The terminal stage of aldosterone production is catalysed by the aldosterone synthase enzyme, encoded by the CYP11B2 gene. We have shown that this gene is highly polymorphic and that variation in its regulatory regions associate with altered aldosterone production and hypertension due to changes in transcriptional and post-transcriptional gene regulation. Interestingly, polymorphic variation at two key loci involved in the biosynthesis of cortisol, CYP11B1 and CYP17A1, are also associated with increased aldosterone production and hypertension.
While the influence of CYP11B2 expression over aldosterone secretion is obvious, it not immediately clear how CYP11B1 and CYP17A1 affect the aldosterone phenotype, given their lack of expression in the aldosterone-producing adrenal zona glomerulosa.
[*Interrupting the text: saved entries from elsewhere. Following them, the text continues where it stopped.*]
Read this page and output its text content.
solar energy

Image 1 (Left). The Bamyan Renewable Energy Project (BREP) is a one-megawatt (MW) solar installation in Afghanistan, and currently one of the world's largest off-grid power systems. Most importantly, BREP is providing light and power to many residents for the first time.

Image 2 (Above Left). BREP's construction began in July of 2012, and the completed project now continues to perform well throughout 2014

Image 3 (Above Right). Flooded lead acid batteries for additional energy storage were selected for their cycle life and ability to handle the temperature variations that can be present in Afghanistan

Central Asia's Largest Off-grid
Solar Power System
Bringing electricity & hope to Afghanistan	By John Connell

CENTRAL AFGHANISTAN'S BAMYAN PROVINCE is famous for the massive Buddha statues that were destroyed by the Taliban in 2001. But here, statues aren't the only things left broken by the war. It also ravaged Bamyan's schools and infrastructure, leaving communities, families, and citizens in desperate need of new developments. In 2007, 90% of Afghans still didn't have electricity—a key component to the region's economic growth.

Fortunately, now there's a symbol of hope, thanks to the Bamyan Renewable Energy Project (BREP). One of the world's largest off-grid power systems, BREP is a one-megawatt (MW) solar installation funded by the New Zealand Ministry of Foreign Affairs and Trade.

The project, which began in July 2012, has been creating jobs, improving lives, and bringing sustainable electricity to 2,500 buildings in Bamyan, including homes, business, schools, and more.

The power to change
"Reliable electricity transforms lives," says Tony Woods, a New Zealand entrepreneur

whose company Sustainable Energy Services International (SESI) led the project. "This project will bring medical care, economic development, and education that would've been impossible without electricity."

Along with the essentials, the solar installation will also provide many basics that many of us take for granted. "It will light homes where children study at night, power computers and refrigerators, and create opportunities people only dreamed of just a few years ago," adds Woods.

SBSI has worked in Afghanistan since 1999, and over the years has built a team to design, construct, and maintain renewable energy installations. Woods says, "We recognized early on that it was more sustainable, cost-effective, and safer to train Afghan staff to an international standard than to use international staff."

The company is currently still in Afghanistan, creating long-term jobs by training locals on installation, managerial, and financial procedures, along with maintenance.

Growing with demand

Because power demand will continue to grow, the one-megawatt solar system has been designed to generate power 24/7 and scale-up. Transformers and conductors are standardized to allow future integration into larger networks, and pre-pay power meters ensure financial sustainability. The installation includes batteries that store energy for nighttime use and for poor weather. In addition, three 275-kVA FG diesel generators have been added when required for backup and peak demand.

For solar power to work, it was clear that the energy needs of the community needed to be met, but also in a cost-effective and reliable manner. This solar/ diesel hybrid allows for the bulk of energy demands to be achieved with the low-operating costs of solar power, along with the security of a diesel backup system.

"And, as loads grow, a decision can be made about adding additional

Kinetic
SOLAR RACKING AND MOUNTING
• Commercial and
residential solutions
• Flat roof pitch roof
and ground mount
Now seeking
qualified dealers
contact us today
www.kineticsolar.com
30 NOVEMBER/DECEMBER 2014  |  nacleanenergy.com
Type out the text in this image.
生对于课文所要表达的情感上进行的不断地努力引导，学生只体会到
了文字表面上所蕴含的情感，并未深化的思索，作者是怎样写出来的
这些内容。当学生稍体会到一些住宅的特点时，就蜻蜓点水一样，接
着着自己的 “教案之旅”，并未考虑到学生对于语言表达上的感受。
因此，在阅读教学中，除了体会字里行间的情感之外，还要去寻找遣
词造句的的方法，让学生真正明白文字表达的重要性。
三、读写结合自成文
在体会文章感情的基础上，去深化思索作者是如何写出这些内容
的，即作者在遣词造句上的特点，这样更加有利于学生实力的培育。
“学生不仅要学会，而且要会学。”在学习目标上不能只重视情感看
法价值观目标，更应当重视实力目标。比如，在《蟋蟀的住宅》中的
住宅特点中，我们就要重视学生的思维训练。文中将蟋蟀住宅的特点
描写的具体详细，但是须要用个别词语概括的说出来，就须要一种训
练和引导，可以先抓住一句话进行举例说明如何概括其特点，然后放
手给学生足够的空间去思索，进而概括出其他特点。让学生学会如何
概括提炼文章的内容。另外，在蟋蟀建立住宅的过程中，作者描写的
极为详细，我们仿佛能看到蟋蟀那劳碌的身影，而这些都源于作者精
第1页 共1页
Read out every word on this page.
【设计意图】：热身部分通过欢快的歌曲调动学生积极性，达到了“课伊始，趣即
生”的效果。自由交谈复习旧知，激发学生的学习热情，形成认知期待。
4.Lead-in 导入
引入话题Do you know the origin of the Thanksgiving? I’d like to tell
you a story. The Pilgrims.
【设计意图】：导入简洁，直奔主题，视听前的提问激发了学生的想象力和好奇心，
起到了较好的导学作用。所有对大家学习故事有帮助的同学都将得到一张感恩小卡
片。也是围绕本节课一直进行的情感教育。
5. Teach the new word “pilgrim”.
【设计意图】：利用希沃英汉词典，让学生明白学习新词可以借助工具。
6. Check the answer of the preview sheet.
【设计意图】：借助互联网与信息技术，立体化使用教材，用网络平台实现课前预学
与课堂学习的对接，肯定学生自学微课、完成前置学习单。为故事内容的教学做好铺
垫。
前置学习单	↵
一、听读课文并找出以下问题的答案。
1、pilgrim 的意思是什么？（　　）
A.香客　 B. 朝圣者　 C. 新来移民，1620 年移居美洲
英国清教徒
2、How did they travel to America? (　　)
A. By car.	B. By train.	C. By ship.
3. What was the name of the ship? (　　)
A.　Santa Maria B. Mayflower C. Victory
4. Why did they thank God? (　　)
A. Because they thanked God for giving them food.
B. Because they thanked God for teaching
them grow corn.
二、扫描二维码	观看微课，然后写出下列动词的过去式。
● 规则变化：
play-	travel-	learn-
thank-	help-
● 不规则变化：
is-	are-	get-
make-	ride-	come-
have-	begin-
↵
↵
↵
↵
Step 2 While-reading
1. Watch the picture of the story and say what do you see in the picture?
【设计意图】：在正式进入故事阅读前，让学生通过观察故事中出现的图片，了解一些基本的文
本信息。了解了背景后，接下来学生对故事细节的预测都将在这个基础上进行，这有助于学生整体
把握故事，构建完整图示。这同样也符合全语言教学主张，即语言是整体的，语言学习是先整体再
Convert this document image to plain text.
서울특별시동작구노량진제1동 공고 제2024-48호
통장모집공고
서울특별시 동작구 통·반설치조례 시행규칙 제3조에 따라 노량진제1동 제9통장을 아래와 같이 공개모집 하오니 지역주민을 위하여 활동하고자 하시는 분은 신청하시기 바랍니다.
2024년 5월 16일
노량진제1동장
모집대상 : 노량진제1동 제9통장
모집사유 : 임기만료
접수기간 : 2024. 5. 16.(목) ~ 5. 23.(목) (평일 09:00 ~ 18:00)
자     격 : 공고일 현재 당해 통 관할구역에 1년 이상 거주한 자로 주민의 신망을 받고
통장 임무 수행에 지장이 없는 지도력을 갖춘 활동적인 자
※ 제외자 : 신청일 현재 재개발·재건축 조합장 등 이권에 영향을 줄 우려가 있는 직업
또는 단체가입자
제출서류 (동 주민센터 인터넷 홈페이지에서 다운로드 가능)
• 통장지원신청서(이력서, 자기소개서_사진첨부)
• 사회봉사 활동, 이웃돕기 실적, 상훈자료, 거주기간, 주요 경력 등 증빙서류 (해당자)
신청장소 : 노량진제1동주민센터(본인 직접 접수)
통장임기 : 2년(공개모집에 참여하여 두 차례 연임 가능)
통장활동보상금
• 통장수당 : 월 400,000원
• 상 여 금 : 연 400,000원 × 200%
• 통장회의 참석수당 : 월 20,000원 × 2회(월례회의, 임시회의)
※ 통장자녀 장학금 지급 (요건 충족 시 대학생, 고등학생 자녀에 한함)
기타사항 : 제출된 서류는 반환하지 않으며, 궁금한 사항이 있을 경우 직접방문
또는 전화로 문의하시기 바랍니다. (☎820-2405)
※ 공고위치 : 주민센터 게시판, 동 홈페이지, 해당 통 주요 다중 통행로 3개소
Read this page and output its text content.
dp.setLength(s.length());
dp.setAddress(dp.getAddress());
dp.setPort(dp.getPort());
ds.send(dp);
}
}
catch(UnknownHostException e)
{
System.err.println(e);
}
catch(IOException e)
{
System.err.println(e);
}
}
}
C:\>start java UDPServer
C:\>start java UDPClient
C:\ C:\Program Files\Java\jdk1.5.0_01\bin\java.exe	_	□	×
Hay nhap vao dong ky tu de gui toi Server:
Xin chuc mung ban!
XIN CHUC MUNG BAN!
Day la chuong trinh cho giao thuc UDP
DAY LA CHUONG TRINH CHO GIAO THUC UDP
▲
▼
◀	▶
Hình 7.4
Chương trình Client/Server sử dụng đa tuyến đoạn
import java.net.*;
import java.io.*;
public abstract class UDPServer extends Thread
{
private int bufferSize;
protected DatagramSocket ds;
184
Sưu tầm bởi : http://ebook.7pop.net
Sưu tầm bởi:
However, one hypothesis, which we have long proposed, concerns the role of ACTH. Although often overlooked as a significant long-term regulator of aldosterone, we have evidence that common genetic polymorphisms at this trio of steroidogenic genes affects ACTH secretion and action, with consequences for the aldosterone response. We believe this relationship between ACTH and the biosynthesis of corticosteroids, including aldosterone, is a key factor in the development of hypertension. The relative frequency of the polymorphisms we have identified implies a widespread genetic predisposition to high blood pressure. Therefore, understanding the genetic influences underlying ACTH and its regulation of aldosterone secretion could ultimately lead to improved control of blood pressure and the differential diagnosis of hypertension.